The Transit of Venus by Shirley Hazzard. Captain James Cook was sent to record the 1769 Transit of Venus, that rare moment when Venus is between the earth and the sun and shows up as a tiny dot on the sun. This beautiful book gives us three key individuals and near the end of the book, tells us facts which dramatically alter the positions of each relative to the others.
Roger Williams and the Creation of the American Soul by John M. Barry. The tension between Americans' belief in freedom of religion and our fondness for the tight-knit loving community of believers can be traced to the ideas articulated by Roger Williams. Though his Puritanism was as strong as anyone's could be, he created a colony where individuals were free to believe as they chose.
Bringing Up the Bodies by Hilary Mantel. She has managed to remake the image of Thomas Cromwell from the evil toady for Henry VIII portrayed in film to the man trying to impose the modern state in the midst of the murderous royal families of England. There are countless gems in her writing; I like this reference to an issue of our day when she has Cromwell muse
But chivalry's day is over. One day soon moss will grow in the tilt yard. The days of the moneylender have arrived, and the days of the swaggering privateer; banker sits down with banker, and kings are their waiting boys.

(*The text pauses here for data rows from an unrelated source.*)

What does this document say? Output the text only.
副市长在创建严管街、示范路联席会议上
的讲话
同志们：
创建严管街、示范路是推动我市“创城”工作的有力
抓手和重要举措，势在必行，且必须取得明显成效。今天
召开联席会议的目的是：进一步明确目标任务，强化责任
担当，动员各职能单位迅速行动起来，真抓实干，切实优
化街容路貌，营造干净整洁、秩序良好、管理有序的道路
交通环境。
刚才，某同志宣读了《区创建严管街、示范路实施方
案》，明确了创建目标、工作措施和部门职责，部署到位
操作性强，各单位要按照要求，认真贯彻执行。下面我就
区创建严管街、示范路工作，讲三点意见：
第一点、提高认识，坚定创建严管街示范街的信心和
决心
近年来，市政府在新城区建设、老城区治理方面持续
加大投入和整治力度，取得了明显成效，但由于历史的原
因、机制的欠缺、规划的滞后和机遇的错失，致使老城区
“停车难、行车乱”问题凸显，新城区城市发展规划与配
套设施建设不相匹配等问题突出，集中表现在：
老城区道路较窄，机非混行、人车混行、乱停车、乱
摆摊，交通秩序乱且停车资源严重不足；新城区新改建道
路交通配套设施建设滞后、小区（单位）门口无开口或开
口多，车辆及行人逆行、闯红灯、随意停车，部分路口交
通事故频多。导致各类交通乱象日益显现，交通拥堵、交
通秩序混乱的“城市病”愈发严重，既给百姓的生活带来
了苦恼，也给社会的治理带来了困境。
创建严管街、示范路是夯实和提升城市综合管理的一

Sword and Blossom: a British Officer's Enduring Love for a Japanese Woman by Peter Pagnamento and Momoko Williams. It was hard to remember that these two dramatic lives actually happened. The British officer wrote 800 letters over the course of 40 years to a Japanese woman he met when he was sent to Japan in 1904. The authors both let the letters speak and filled in the background of Japan and Britain at the time.
Autumn Laing by Alex Miller. A novel based on the lives of an actual literary group in Melbourne from the 1930s to the 1950s is told from the point of view of one of the central figures of the group. Autumn is the fictional name for Sunday Reed who had a tempetuous relationship with the well-known artist Sidney Nolan.
Possession by A.S.Byatt. This 1990 Man Booker Prize winner creates the world of two Victorian poets, their friends and loved ones, their poetry, and the dramatic story of their connection. The secrets of their romance were uncovered for us by a disparate group of scholars with competing interests who each have a piece of the puzzle. My favorite for the year.